Je ne crois pas au GUCOU.
Parce que pour qu'un complot réussisse, il faut respecter un minimum de règles.
Un groupe restreint
Bien sûr, cela implique automatiquement un groupe restreint. Comme le secret fait automatiquement partie de la règle, chacun sait que moins de personnes seront au courant, moins il risque d'y avoir des fuites, voire carrément des trahisons. Dans l'Antiquité romaine, la conjuration de Catilina a échoué pour deux raisons : la première, c'est que trop de monde était impliqué ; la deuxième, c'est qu'au moins deux conspirateurs ont trahi en révélant l'existence du complot aux autorités. C'est dire qu'un groupe restreint (et solidaire) est le meilleur garant du secret indispensable à ce genre d'entreprise. Ceci dit, il ne s'agit bien entendu pas d'une certitude absolue : le seul moyen réellement sûr de garder un secret absolu... c'est de ne pas le partager. Du tout. Le hic, dans l'histoire, c'est qu'il est impossible de faire la révolution tout seul.

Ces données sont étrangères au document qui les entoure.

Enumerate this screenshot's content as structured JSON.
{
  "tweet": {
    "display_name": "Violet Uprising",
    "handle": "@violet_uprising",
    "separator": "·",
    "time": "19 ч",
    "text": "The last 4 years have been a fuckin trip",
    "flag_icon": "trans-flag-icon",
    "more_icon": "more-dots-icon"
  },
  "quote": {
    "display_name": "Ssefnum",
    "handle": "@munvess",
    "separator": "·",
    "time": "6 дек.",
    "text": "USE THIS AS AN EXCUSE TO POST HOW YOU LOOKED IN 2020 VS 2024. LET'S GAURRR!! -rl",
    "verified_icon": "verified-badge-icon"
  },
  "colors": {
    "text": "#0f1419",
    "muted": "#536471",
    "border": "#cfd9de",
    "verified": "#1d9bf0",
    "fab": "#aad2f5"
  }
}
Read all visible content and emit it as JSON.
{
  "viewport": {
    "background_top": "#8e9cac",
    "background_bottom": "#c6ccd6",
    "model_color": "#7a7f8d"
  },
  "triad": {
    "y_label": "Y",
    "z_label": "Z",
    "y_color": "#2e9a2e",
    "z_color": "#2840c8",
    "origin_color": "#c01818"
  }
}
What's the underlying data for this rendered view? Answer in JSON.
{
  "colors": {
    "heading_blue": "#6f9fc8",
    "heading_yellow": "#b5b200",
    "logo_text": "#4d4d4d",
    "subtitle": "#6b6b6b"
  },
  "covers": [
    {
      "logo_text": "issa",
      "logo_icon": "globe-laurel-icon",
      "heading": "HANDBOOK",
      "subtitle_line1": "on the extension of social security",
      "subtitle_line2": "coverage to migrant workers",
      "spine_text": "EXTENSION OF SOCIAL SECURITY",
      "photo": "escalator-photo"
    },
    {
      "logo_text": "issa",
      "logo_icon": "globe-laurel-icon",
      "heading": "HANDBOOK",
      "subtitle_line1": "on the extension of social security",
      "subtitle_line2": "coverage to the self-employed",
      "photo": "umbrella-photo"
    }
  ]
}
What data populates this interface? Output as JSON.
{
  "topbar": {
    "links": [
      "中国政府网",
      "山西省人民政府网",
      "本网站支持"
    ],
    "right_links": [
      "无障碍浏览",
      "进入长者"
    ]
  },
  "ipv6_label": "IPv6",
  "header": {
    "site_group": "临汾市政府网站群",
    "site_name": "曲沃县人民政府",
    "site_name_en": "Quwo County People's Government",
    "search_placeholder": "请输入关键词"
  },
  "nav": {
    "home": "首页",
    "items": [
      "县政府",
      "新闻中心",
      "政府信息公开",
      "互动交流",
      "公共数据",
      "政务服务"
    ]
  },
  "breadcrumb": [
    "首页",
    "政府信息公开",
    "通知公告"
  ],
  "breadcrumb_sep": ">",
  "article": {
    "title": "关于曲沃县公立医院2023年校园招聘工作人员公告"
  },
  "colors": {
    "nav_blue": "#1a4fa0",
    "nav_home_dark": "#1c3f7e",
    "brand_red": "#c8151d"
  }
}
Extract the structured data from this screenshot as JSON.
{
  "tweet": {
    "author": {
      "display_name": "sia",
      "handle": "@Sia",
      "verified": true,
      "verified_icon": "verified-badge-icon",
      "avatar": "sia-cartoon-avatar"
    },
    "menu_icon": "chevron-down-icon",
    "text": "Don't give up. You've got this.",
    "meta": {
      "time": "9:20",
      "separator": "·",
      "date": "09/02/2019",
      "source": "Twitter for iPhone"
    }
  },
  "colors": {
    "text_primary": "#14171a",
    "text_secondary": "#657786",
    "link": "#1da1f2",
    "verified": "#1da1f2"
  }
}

Mais le secret - donc un groupe restreint - à soi tout seul ne suffit pas.
La convergence d'intérêts
Il faut aussi, et même surtout, que tous les participants au complot tirent dans la même direction au lieu de se tirer mutuellement dans les pattes. Pour cela, il existe trois possibilités :
- soit ils ont tous les mêmes intérêts,
- soit leurs intérêts convergent parce que chacun y trouve un bénéfice différent,
- soit chacun est prêt à faire passer son propre intérêt personnel après celui de la cause défendue.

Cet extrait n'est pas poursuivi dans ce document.